雑誌『歴史群像』2011年6月号(No.107)読了
「雑誌『歴史群像』2011年6月号(No.107)」を読みました。
この号の特集は以下の通り。
第1特集「本能寺への道」
第2特集「激突!珊瑚海海戦」
第3特集「オデッサ包囲戦」
日本の戦国時代の記事が巻頭特集となるのは、1996年12月号(No.28)の「毛利元就軍団」以来18年ぶり。ちなみに1996年12月号は雑誌「歴史群像」が戦略・戦術・戦史マガジンに特化(1997年春夏号(No.30))する以前のことになります。
その「本能寺への道」では、従来守旧派の堅物の印象の強かった明智光秀が、実は幕臣から信長の家臣に転身してのちは信長の威を借りて畿内周辺の豪族や寺社の所領の「押領」を繰り返して私腹を肥やしていたという事実が紹介されています。これは比較的重要な事実だと感じましたが、光秀はこの不正の過程で朝廷、幕府と対立しており、後の本能寺の変の際に畿内の土豪や光秀の寄騎大名から支持を得られなかった要因となっていた可能性があるとのことです。
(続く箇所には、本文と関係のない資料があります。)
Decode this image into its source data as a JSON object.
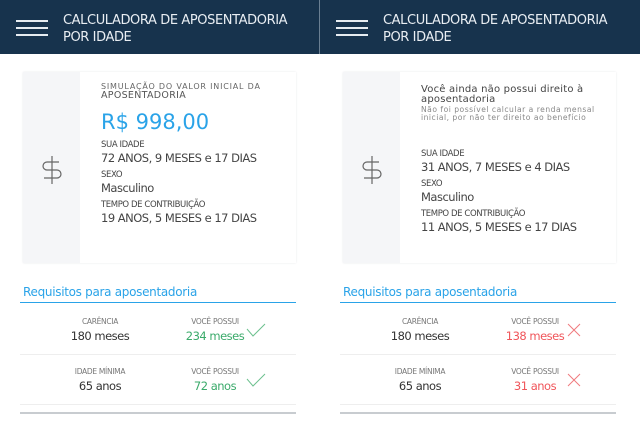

「オデッサ包囲戦」は独ソ戦初期に実施された、ドイツ同盟国ルーマニア軍によるオデッサ攻略作戦の経緯が主題。私にとっては初めて知る内容であり、非常に興味深く読めました。かなりもたもたと攻略を進めるルーマニア軍を見ると、翻ってドイツ軍ってすごかったんだな、と思えます。
他には、「エジプト革命史」、「聖ヨハネ騎士団」といった記事が面白かったですね。特にエジプトは現在も混乱が続いており、また国際ニュースの主役に躍り出るような大きな変化が発生する可能性を秘めています。ぜひ良い方の変化でニュースになってもらいたいものですが、その時の予備知識として読んでおきたい記事です。